Bloomberg writers Aine Quinn and Olesia Safronova reported that, “The Kremlin’s efforts to paralyze Ukrainian food shipments are succeeding, with a third of the country’s crop exports wiped out since its Black Sea ports were effectively blocked last month.
“The drop marks a significant setback for Ukraine’s economy and global food security, even with a €1-billion push by the European Union to build out alternative routes since the start of Russia’s invasion. The US this week said it’s working with European partners to keep grain exports flowing, relying on rivers like the Danube and other avenues after sea passage has become unsafe.
“‘The key question is the river ports,’ said Evghenia Sleptsova, senior economist at Oxford Economics. But ramping up volumes through those could prove difficult ‘now Russia started bombing Izmail and Reni,’ two ports along the Danube which were attacked earlier this week.”
The Bloomberg writers explained that, “Ukraine was only able to export 3.2 million tons of grains, vegetable oils and meals in the four weeks through August 15, down from 4.4 and 4.8 million tons in May and June when the Black Sea deal was still in place, according to estimates from analyst UkrAgroConsult.
Financial Times writer Isobel Koshiw reported that, “The passage of a cargo ship from Ukraine to Turkey this week vindicated Kyiv’s gamble that Russia would not act on threats to attack commercial shipping in the Black Sea.
“But the successful gambit leaves a bigger question for Ukraine: will any other commercial vessels follow the Joseph Schulte and dare to call Russia’s bluff?
“The German/Chinese-owned cargo ship was the first vessel to make the journey out of Ukrainian waters since July, when Russia warned it would consider any civilian vessel leaving Ukraine’s ports as military targets.”
The FT article noted that, “Despite the Joseph Schulte’s successful journey, major shipping groups and exporters remain wary of travelling through the Black Sea.”
Oleksandr Gryban, special envoy for Ukraine’s economy ministry, told the Financial Times that the deal was ‘currently being pursued and actively discussed‘ between the relevant ministries, as well as local banks and international insurance groups including Lloyd’s of London.
“The scheme could be put in place as early as next month, and could see as many as five to 30 ships covered to travel through what he described as the ‘danger spot’ of Ukrainian waters.”
Reuters writer Pavel Polityuk reported that, “Ukraine is considering using its newly-tested wartime Black Sea export corridor for grain shipments after other cargo ships follow the first successful evacuation of a vessel on the route last week, a senior agricultural official said on Monday.”
Reuters writer Luiza Ilie reported that, “Roughly 60% of Ukraine’s grain exports could transit through neighbouring Romania after Russia quit a U.N.-brokered safe passage deal through the Black Sea, Romanian Prime Minister Marcel Ciolacu said on Friday.”
Elsewhere, Bloomberg writer Hallie Gu reported that, “China’s northeastern grain basket is bracing for another deluge of heavy rain, heaping more pain on farmers in the region who have already seen fields flooded and crops damaged by wild weather this month.
“Heavy rains are expected in some areas over Monday and Tuesday, and there’s a high risk of flooding in parts of Heilongjiang and Jilin provinces, according to the National Meteorological Center.

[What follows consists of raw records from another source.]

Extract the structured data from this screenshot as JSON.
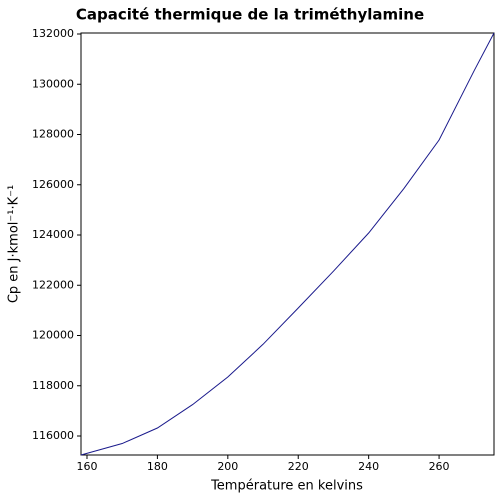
{
  "chart_data": {
    "type": "line",
    "title": "Capacité thermique de la triméthylamine",
    "x_label": "Température en kelvins",
    "y_label": "Cp en J·kmol⁻¹·K⁻¹",
    "series": [
      {
        "name": "Cp",
        "color": "#1a1a8c",
        "x": [
          158.3,
          170,
          180,
          190,
          200,
          210,
          220,
          230,
          240,
          250,
          260,
          270,
          275.6
        ],
        "values": [
          115244,
          115700,
          116318,
          117250,
          118348,
          119650,
          121094,
          122560,
          124080,
          125850,
          127781,
          130550,
          132040
        ]
      }
    ],
    "xlim": [
      158.3,
      275.6
    ],
    "ylim": [
      115244,
      132040
    ],
    "xticks": [
      160,
      180,
      200,
      220,
      240,
      260
    ],
    "yticks": [
      116000,
      118000,
      120000,
      122000,
      124000,
      126000,
      128000,
      130000,
      132000
    ]
  }
}
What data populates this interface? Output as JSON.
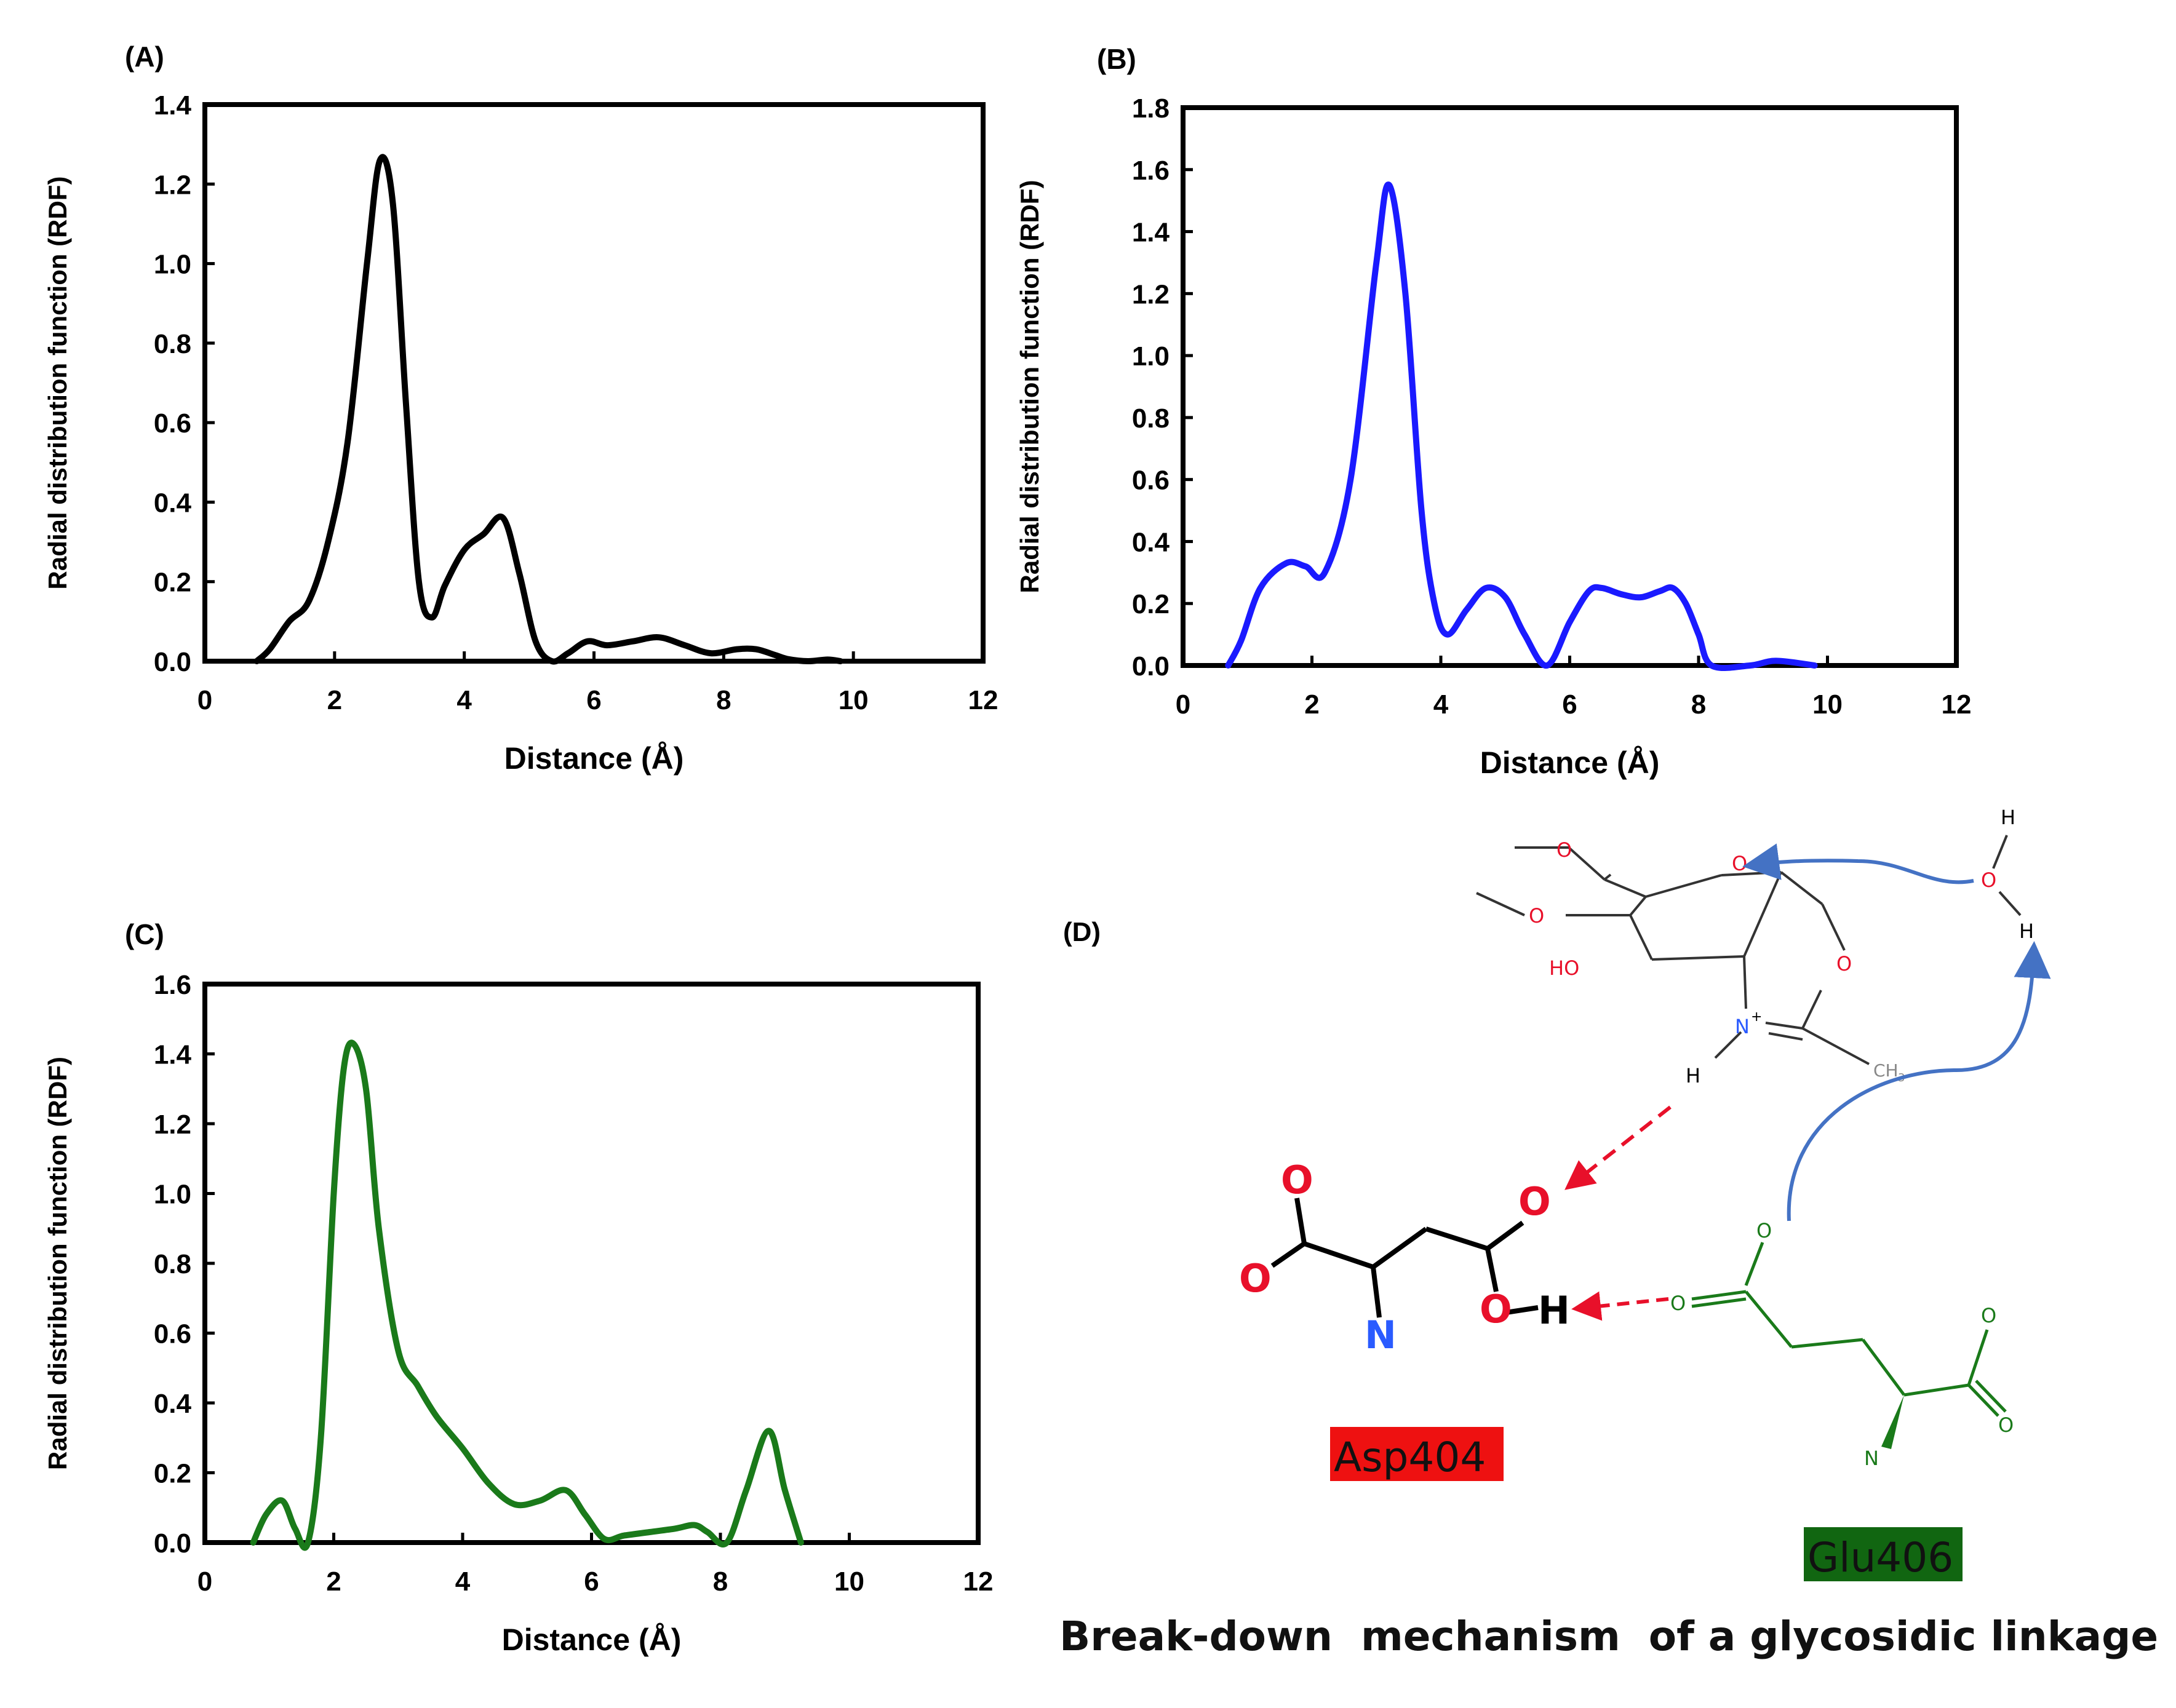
{
  "chart_data": [
    {
      "panel": "(A)",
      "type": "line",
      "xlabel": "Distance (Å)",
      "ylabel": "Radial distribution function (RDF)",
      "xlim": [
        0,
        12
      ],
      "ylim": [
        0,
        1.4
      ],
      "xticks": [
        0,
        2,
        4,
        6,
        8,
        10,
        12
      ],
      "xtick_labels": [
        "0",
        "2",
        "4",
        "6",
        "8",
        "10",
        "12"
      ],
      "yticks": [
        0,
        0.2,
        0.4,
        0.6,
        0.8,
        1.0,
        1.2,
        1.4
      ],
      "ytick_labels": [
        "0.0",
        "0.2",
        "0.4",
        "0.6",
        "0.8",
        "1.0",
        "1.2",
        "1.4"
      ],
      "color": "#000000",
      "series": [
        {
          "name": "RDF",
          "x": [
            0.8,
            1.0,
            1.3,
            1.6,
            1.9,
            2.2,
            2.5,
            2.7,
            2.9,
            3.1,
            3.3,
            3.5,
            3.7,
            4.0,
            4.3,
            4.6,
            4.85,
            5.1,
            5.35,
            5.6,
            5.9,
            6.2,
            6.6,
            7.0,
            7.4,
            7.8,
            8.2,
            8.5,
            8.8,
            9.0,
            9.3,
            9.6,
            9.8
          ],
          "y": [
            0.0,
            0.03,
            0.1,
            0.15,
            0.3,
            0.55,
            1.0,
            1.26,
            1.15,
            0.65,
            0.2,
            0.11,
            0.19,
            0.28,
            0.32,
            0.36,
            0.22,
            0.05,
            0.0,
            0.02,
            0.05,
            0.04,
            0.05,
            0.06,
            0.04,
            0.02,
            0.03,
            0.03,
            0.015,
            0.005,
            0.0,
            0.004,
            0.0
          ]
        }
      ]
    },
    {
      "panel": "(B)",
      "type": "line",
      "xlabel": "Distance (Å)",
      "ylabel": "Radial distribution function (RDF)",
      "xlim": [
        0,
        12
      ],
      "ylim": [
        0,
        1.8
      ],
      "xticks": [
        0,
        2,
        4,
        6,
        8,
        10,
        12
      ],
      "xtick_labels": [
        "0",
        "2",
        "4",
        "6",
        "8",
        "10",
        "12"
      ],
      "yticks": [
        0,
        0.2,
        0.4,
        0.6,
        0.8,
        1.0,
        1.2,
        1.4,
        1.6,
        1.8
      ],
      "ytick_labels": [
        "0.0",
        "0.2",
        "0.4",
        "0.6",
        "0.8",
        "1.0",
        "1.2",
        "1.4",
        "1.6",
        "1.8"
      ],
      "color": "#1a1aff",
      "series": [
        {
          "name": "RDF",
          "x": [
            0.7,
            0.9,
            1.2,
            1.6,
            1.9,
            2.2,
            2.6,
            3.0,
            3.2,
            3.45,
            3.7,
            3.9,
            4.1,
            4.4,
            4.7,
            5.0,
            5.3,
            5.65,
            6.0,
            6.3,
            6.5,
            6.8,
            7.1,
            7.4,
            7.6,
            7.8,
            8.0,
            8.2,
            8.8,
            9.2,
            9.8
          ],
          "y": [
            0.0,
            0.08,
            0.25,
            0.33,
            0.32,
            0.3,
            0.6,
            1.3,
            1.55,
            1.2,
            0.5,
            0.2,
            0.1,
            0.18,
            0.25,
            0.22,
            0.1,
            0.0,
            0.14,
            0.24,
            0.25,
            0.23,
            0.22,
            0.24,
            0.25,
            0.2,
            0.1,
            0.0,
            0.0,
            0.015,
            0.0
          ]
        }
      ]
    },
    {
      "panel": "(C)",
      "type": "line",
      "xlabel": "Distance (Å)",
      "ylabel": "Radial distribution function (RDF)",
      "xlim": [
        0,
        12
      ],
      "ylim": [
        0,
        1.6
      ],
      "xticks": [
        0,
        2,
        4,
        6,
        8,
        10,
        12
      ],
      "xtick_labels": [
        "0",
        "2",
        "4",
        "6",
        "8",
        "10",
        "12"
      ],
      "yticks": [
        0,
        0.2,
        0.4,
        0.6,
        0.8,
        1.0,
        1.2,
        1.4,
        1.6
      ],
      "ytick_labels": [
        "0.0",
        "0.2",
        "0.4",
        "0.6",
        "0.8",
        "1.0",
        "1.2",
        "1.4",
        "1.6"
      ],
      "color": "#1a7a1a",
      "series": [
        {
          "name": "RDF",
          "x": [
            0.75,
            0.95,
            1.2,
            1.4,
            1.6,
            1.8,
            2.0,
            2.15,
            2.3,
            2.5,
            2.7,
            3.0,
            3.3,
            3.6,
            4.0,
            4.4,
            4.8,
            5.2,
            5.6,
            5.9,
            6.2,
            6.5,
            6.9,
            7.3,
            7.6,
            7.8,
            8.1,
            8.4,
            8.75,
            9.0,
            9.25
          ],
          "y": [
            0.0,
            0.08,
            0.12,
            0.04,
            0.0,
            0.3,
            1.0,
            1.35,
            1.43,
            1.3,
            0.9,
            0.55,
            0.45,
            0.36,
            0.27,
            0.17,
            0.11,
            0.12,
            0.15,
            0.08,
            0.01,
            0.02,
            0.03,
            0.04,
            0.05,
            0.03,
            0.0,
            0.15,
            0.32,
            0.15,
            0.0
          ]
        }
      ]
    }
  ],
  "panel_d": {
    "label": "(D)",
    "sugar_atoms": {
      "o_top": "O",
      "o_left": "O",
      "ho": "HO",
      "ring_o": "O",
      "oxazoline_o": "O",
      "n_plus": "N",
      "plus": "+",
      "h_n": "H",
      "ch3": "CH",
      "ch3_sub": "3"
    },
    "water": {
      "h_top": "H",
      "o": "O",
      "h_bottom": "H"
    },
    "asp_atoms": {
      "o_top_left": "O",
      "o_left": "O",
      "n": "N",
      "o_top_right": "O",
      "o_right": "O",
      "h": "H"
    },
    "glu_atoms": {
      "o_top": "O",
      "o_left": "O",
      "o_right_top": "O",
      "o_right_bottom": "O",
      "n": "N"
    },
    "asp_label": "Asp404",
    "glu_label": "Glu406",
    "caption": "Break-down  mechanism  of a glycosidic linkage",
    "colors": {
      "red": "#e8102a",
      "green": "#1a7a1a",
      "blue_arrow": "#4472c4",
      "asp_bg": "#ee1111",
      "glu_bg": "#116611",
      "n_blue": "#2a5bff"
    }
  }
}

That could inundate corn and soybeans and impact crop growth, the weather agency said on its website.”
Meanwhile, Reuters writer Naveen Thukral reported that, “Chicago soybeans rose 1.5% to on Monday, climbing to their highest levels in more than three weeks, while corn gained more ground as concerns over hot and dry weather conditions in the U.S. Midwest buoyed agricultural markets.”
Bloomberg writer Megan Durisin reported that, “Soybean futures rose to the highest since July in Chicago as hot weather grips the US growing region, raising concerns about crops.”
The Bloomberg article indicated that, “The ‘heat dome‘ could last for more than a week and is boosting crop prices, Paris-based adviser Agritel said in a note. The weather is a particular concern for soybeans, as they are still in a crucial development phase — while most corn has finished pollinating.”